The regulator appears relatively amenable to D2C guidance. It has already mandated default solutions for D2C pension decumulation, consulted on defaults for accumulation and expressed concerns about investors holding too much cash. There may be further opportunities to offer guidance that includes default options in a similar way to auto-enrolment (AE) in pensions.
The collapse of the Woodford Equity Income fund in the summer of 2019 prompted renewed scrutiny of select lists. Direct platforms have since become more cautious about how they promote third-party products and tightened governance of select lists.
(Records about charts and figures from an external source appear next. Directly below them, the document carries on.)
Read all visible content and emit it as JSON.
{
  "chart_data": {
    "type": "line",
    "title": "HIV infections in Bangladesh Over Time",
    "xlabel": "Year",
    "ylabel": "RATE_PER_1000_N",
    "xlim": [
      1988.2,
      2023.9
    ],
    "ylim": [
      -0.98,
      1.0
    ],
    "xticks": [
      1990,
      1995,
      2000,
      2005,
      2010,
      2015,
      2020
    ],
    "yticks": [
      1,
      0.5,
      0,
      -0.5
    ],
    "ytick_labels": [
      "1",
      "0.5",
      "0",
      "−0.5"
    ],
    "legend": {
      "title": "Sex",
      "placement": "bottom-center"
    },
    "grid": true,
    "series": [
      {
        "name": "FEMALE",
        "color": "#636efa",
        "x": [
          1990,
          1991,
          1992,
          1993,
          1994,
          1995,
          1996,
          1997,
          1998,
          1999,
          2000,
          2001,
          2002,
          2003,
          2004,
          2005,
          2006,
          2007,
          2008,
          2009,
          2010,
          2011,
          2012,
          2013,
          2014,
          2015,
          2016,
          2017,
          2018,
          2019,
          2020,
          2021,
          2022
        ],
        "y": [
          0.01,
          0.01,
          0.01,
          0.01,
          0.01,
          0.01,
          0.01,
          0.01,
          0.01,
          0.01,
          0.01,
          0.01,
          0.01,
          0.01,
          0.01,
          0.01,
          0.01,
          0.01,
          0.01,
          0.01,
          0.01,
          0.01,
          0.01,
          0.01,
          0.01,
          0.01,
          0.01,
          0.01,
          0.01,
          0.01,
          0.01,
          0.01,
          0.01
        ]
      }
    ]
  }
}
In-house products are featuring more prominently in their guidance. Direct platforms are becoming more vertically integrated; earning margins on their own products as well as through their platform services. Running solutions in-house also affords them greater control over their offerings to investors.
Asset management rightly see inclusion in D2C select lists as a top priority. There are fewer select lists this year than last, following some consolidation in the sector, but almost all direct platforms have them. Conversely, the concentration of products across all the lists has reduced – ‘conviction’ of fund recommendations has fallen.
The lengthening of select lists presents more space for asset managers but – as platforms favour distribution of their own in-house solutions – asset managers are in competition with the gatekeepers.
Platforum published its latest update, UK D2C: Investment Distribution, this week. The report provides a detailed explanation of how direct platforms – and other D2C services – are collaborating with asset managers.